A semana futebolística foi farta: num punhado de dias, ofereceu três viradas espetaculares – do Fluminense pra cima do Grêmio, do Liverpool pra cima do Barça e, não menos admirável, do Tottenham pra cima do Ajax.

Curioso falar, atualmente, destes torneios de times europeus com a maior naturalidade do mundo ao lembrar da própria infância (quando não tínhamos acesso a estes jogos), e que bom poder desfrutar deles!

Numa das aulas da semana, dois meninos estavam meio assustados na hora do jogo, pois na equipe adversária estava um jogador que temiam. Eles são bons de bola, mas ainda assim jogaram um primeiro tempo visivelmente abaixo do que podem render.

Decidi chegar no pé do ouvido e tentar entender. Meu diagnóstico se mostrou correto, era medo mesmo. Me ocorreu então a lembrança dos jogos do Fluminense e do Liverpool, e pudemos conversar sobre como é sentir medo de jogar, de enfrentar.

(Eu mal sabia que, à tarde, naquele mesmo dia, o vistoso e eficiente time do Ajax seria eliminado de forma dolorosa por um corajoso Tottenham).

Pois os meninos falaram, admitiram o medo do fulaninho. Porcurei escutar atento (crianças notam a diferença se você está escutanto de verdade), e o que pude oferecer como retorno foi… a vida real.

Não um incentivo gratuito e batido, do tipo “Ah, o importante é se divertir”; ou uma exigência imperativa sem sentido ali, como “Joguem com raça”; muito menos um slogan narcisista desses da moda, “Sejam assim ou assado”.

Ao contrário, o que sensibilizou os rapazes e os fez conversar abertamente foi contar a própria experiência que viveram, ao assistirem às partidas profissionais em que houve uma virada. Puderam se colocar no lugar dos jogadores.

O que fazer na hora difícil? Como reagir diante de uma situação adversa? Ao falarem, se mostravam realmente sensibilizados e percebi uma pequena mudança no semblante. Relaxaram um pouco ao admitir o medo. Falar é sentir.

O futebol moderno, mesmo equipado com todo o arsenal de patrocínios, gel no cabelo e ingressos caros, ainda encanta porque pode oferecer a possibilidade da tragédia. Do drama. Da vida real e do imaginário, das histórias míticas.

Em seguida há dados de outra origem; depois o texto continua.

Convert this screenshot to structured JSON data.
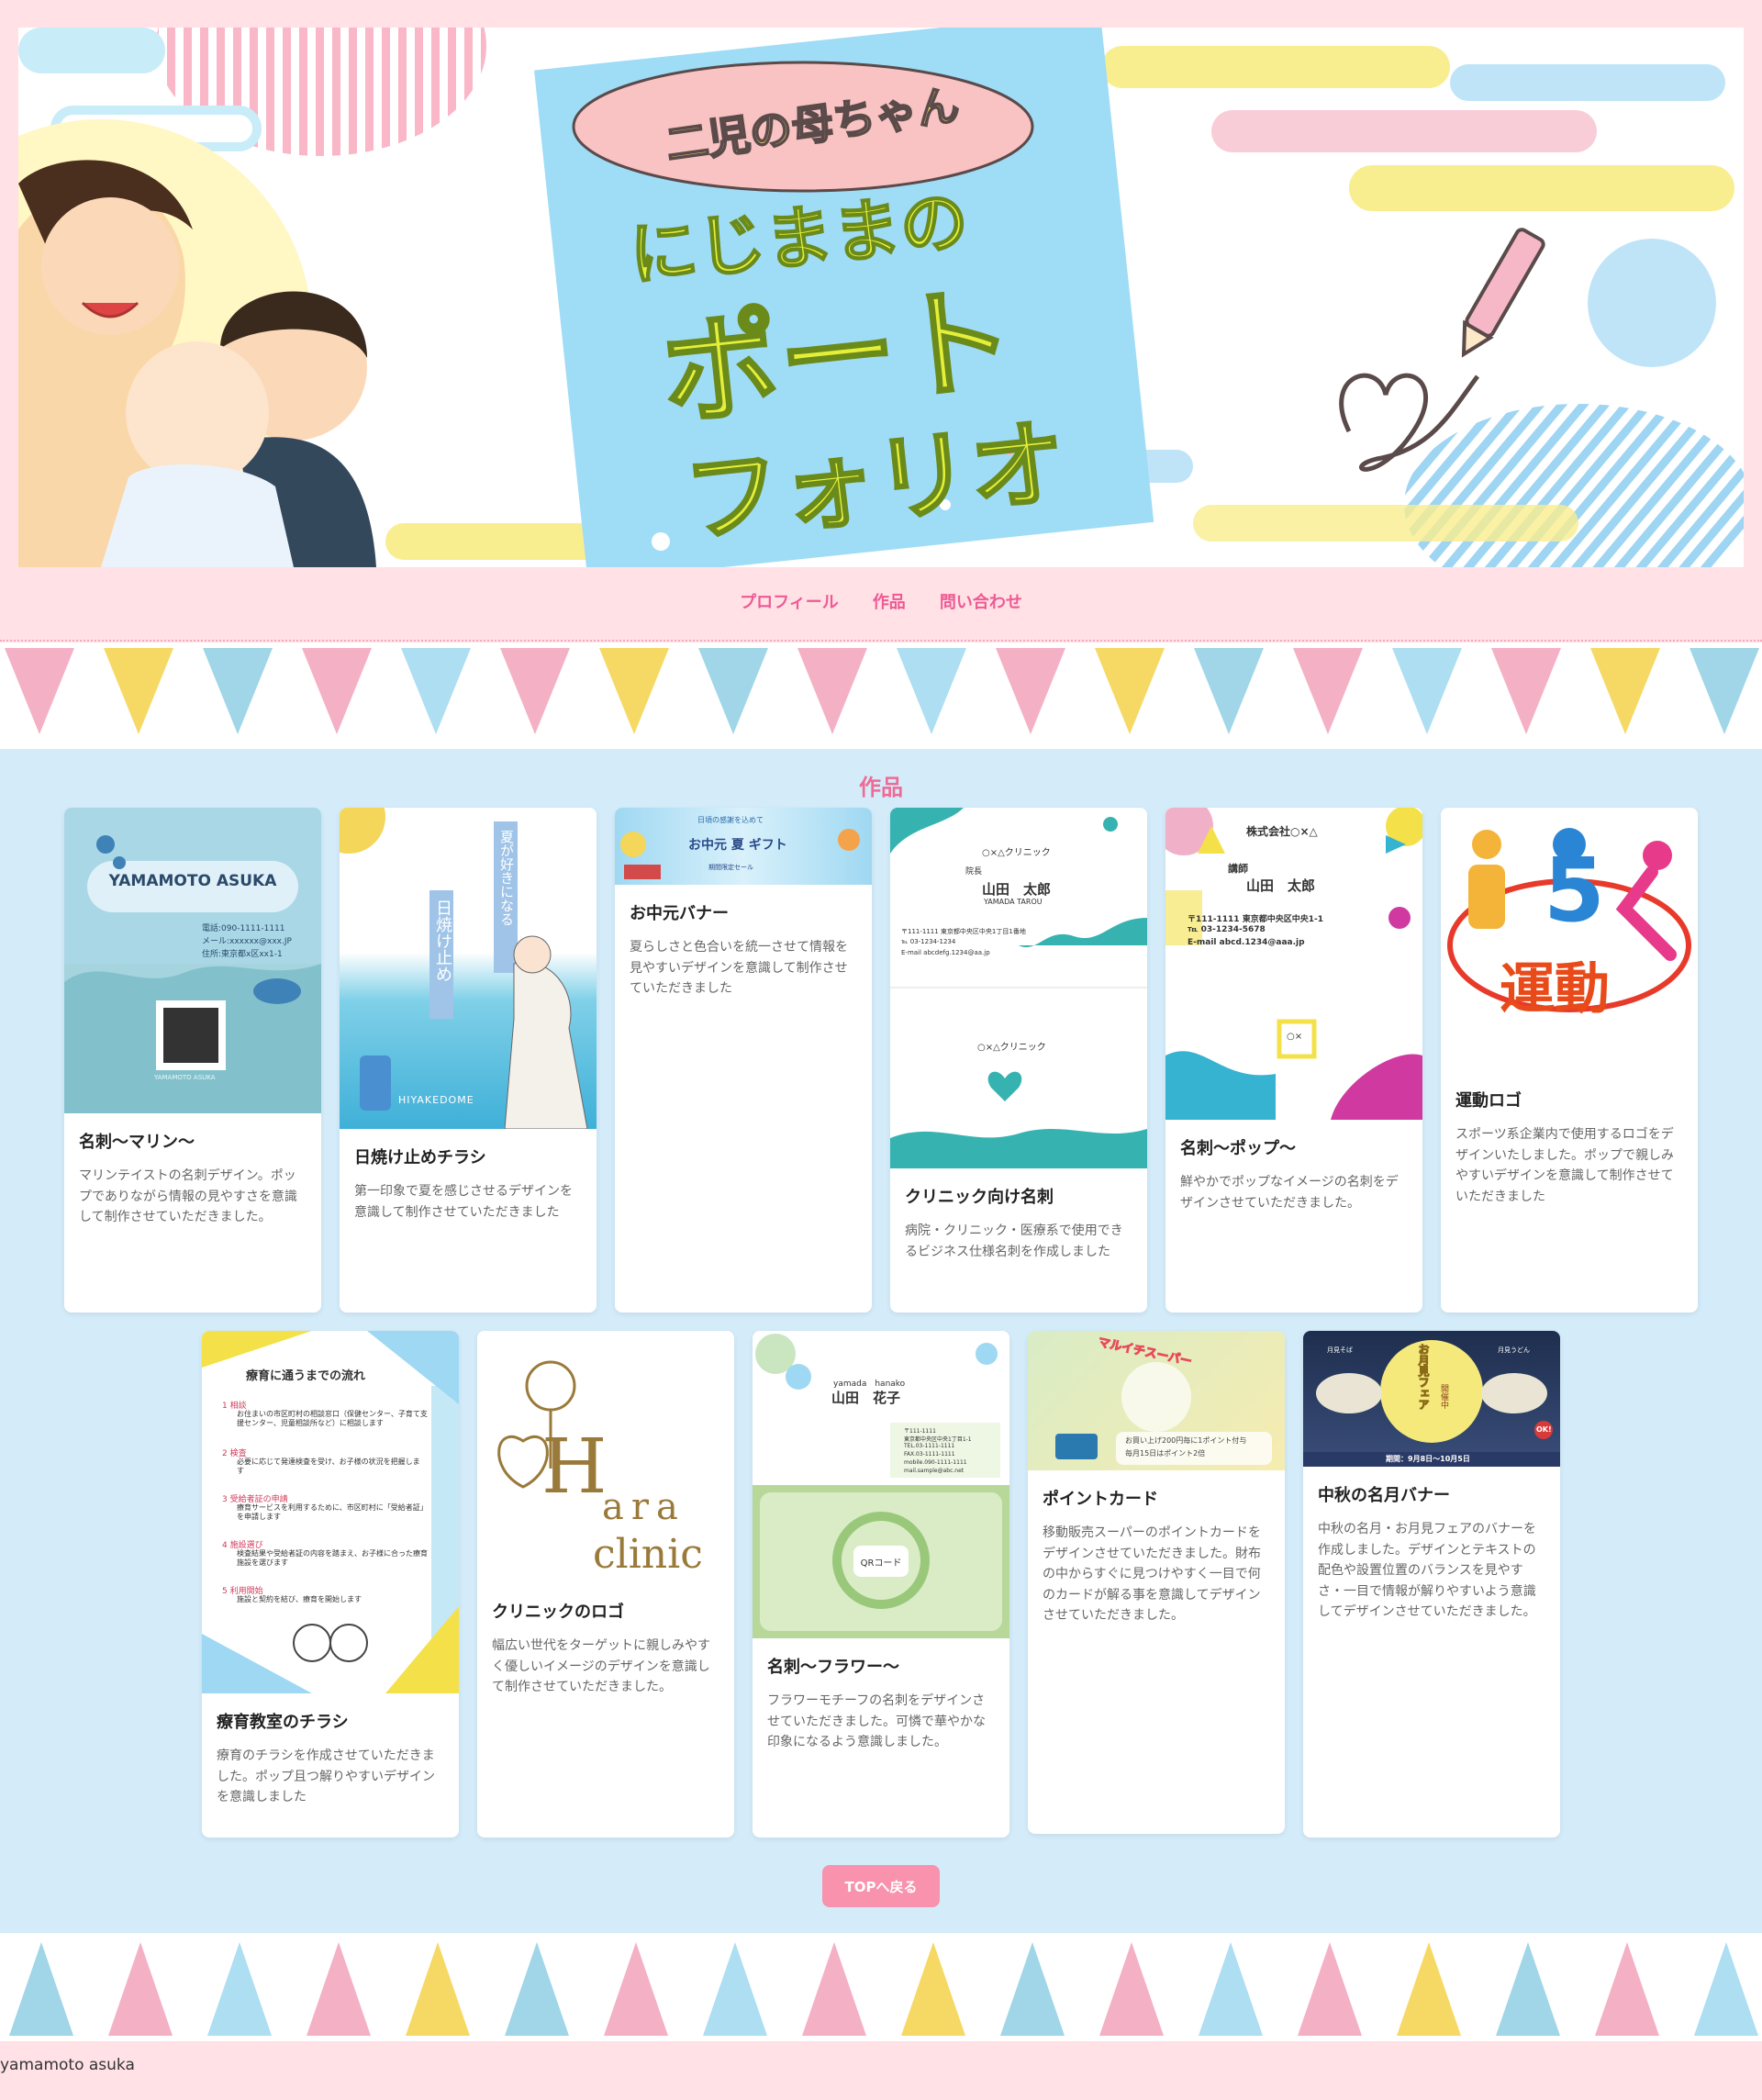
{
  "hero": {
    "subtitle": "二児の母ちゃん",
    "title_line1": "にじままの",
    "title_line2": "ポート",
    "title_line3": "フォリオ"
  },
  "nav": {
    "items": [
      "プロフィール",
      "作品",
      "問い合わせ"
    ]
  },
  "works": {
    "title": "作品",
    "cards": [
      {
        "title": "名刺〜マリン〜",
        "desc": "マリンテイストの名刺デザイン。ポップでありながら情報の見やすさを意識して制作させていただきました。",
        "thumb_text": [
          "YAMAMOTO ASUKA",
          "電話:090-1111-1111",
          "メール:xxxxxx@xxx.JP",
          "住所:東京都x区xx1-1",
          "YAMAMOTO ASUKA"
        ]
      },
      {
        "title": "日焼け止めチラシ",
        "desc": "第一印象で夏を感じさせるデザインを意識して制作させていただきました",
        "thumb_text": [
          "夏が好きになる",
          "日焼け止め",
          "HIYAKEDOME"
        ]
      },
      {
        "title": "お中元バナー",
        "desc": "夏らしさと色合いを統一させて情報を見やすいデザインを意識して制作させていただきました",
        "thumb_text": [
          "日頃の感謝を込めて",
          "お中元 夏 ギフト",
          "期間限定セール"
        ]
      },
      {
        "title": "クリニック向け名刺",
        "desc": "病院・クリニック・医療系で使用できるビジネス仕様名刺を作成しました",
        "thumb_text": [
          "○×△クリニック",
          "院長",
          "山田　太郎",
          "YAMADA TAROU",
          "〒111-1111 東京都中央区中央1丁目1番地",
          "℡ 03-1234-1234",
          "E-mail abcdefg.1234@aa.jp",
          "○×△クリニック"
        ]
      },
      {
        "title": "名刺〜ポップ〜",
        "desc": "鮮やかでポップなイメージの名刺をデザインさせていただきました。",
        "thumb_text": [
          "株式会社○×△",
          "講師",
          "山田　太郎",
          "〒111-1111 東京都中央区中央1-1",
          "℡ 03-1234-5678",
          "E-mail abcd.1234@aaa.jp",
          "○×"
        ]
      },
      {
        "title": "運動ロゴ",
        "desc": "スポーツ系企業内で使用するロゴをデザインいたしました。ポップで親しみやすいデザインを意識して制作させていただきました",
        "thumb_text": [
          "5",
          "運動"
        ]
      },
      {
        "title": "療育教室のチラシ",
        "desc": "療育のチラシを作成させていただきました。ポップ且つ解りやすいデザインを意識しました",
        "thumb_text": [
          "療育に通うまでの流れ",
          "1 相談",
          "お住まいの市区町村の相談窓口（保健センター、子育て支援センター、児童相談所など）に相談します",
          "2 検査",
          "必要に応じて発達検査を受け、お子様の状況を把握します",
          "3 受給者証の申請",
          "療育サービスを利用するために、市区町村に「受給者証」を申請します",
          "4 施設選び",
          "検査結果や受給者証の内容を踏まえ、お子様に合った療育施設を選びます",
          "5 利用開始",
          "施設と契約を結び、療育を開始します"
        ]
      },
      {
        "title": "クリニックのロゴ",
        "desc": "幅広い世代をターゲットに親しみやすく優しいイメージのデザインを意識して制作させていただきました。",
        "thumb_text": [
          "H",
          "ara",
          "clinic"
        ]
      },
      {
        "title": "名刺〜フラワー〜",
        "desc": "フラワーモチーフの名刺をデザインさせていただきました。可憐で華やかな印象になるよう意識しました。",
        "thumb_text": [
          "yamada　hanako",
          "山田　花子",
          "〒111-1111",
          "東京都中央区中央1丁目1-1",
          "TEL.03-1111-1111",
          "FAX.03-1111-1111",
          "mobile.090-1111-1111",
          "mail.sample@abc.net",
          "QRコード"
        ]
      },
      {
        "title": "ポイントカード",
        "desc": "移動販売スーパーのポイントカードをデザインさせていただきました。財布の中からすぐに見つけやすく一目で何のカードが解る事を意識してデザインさせていただきました。",
        "thumb_text": [
          "マルイチスーパー",
          "お買い上げ200円毎に1ポイント付与",
          "毎月15日はポイント2倍"
        ]
      },
      {
        "title": "中秋の名月バナー",
        "desc": "中秋の名月・お月見フェアのバナーを作成しました。デザインとテキストの配色や設置位置のバランスを見やすさ・一目で情報が解りやすいよう意識してデザインさせていただきました。",
        "thumb_text": [
          "月見そば",
          "お月見フェア",
          "開催中",
          "月見うどん",
          "OK!",
          "期間：9月8日〜10月5日"
        ]
      }
    ]
  },
  "top_button": "TOPへ戻る",
  "footer": {
    "text": "yamamoto asuka"
  },
  "colors": {
    "header_bg": "#ffe1e6",
    "main_bg": "#d4ecfa",
    "accent_pink": "#f06a95",
    "button_pink": "#f892ad"
  }
}
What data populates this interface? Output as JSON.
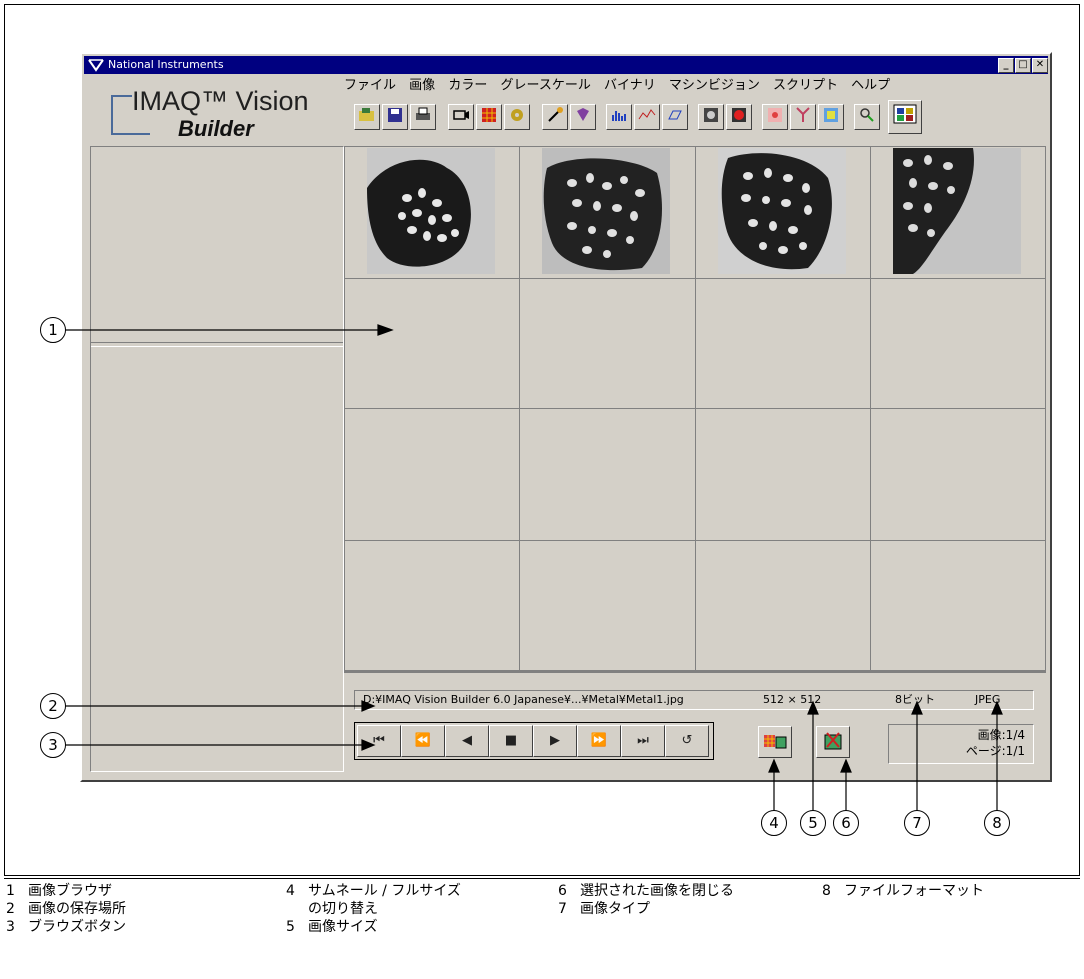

Aqueles jogadores de grife, que a meninada tanto admira, sofrem e reagem diante das câmeras, quando o bicho pega, alheios ao aparato midiático. O trágico empresta beleza ao esporte. Existe algo radicalmente humano que – ainda – é preservado.

Pois é justamente a possibilidade de travessia da tragédia, acredito, o maior potencial educativo do futebol. ‘Vencer’ é um imperativo que deve estar subordinado a ‘Jogar’. O herói não é aquele que tem que vencer. Ele, justamente, não sabe se vai vencer. Não há garantias.

Ter que vencer, aliás, é um inferno. A meu ver, a conotação de vitória nos maravilhosos jogos dessa semana foi outra.

Vencer, como consequência de um caminho percorrido: jogar –  descer do trono, travar o bom combate, sentir medo de perder, confrontar-se com a própria fragilidade. Arriscar, se lançar ao imprevisível.

Meus amigos voltaram para o segundo tempo e arrancaram um empate. Para eles, àquela altura, heróico, mui heróico.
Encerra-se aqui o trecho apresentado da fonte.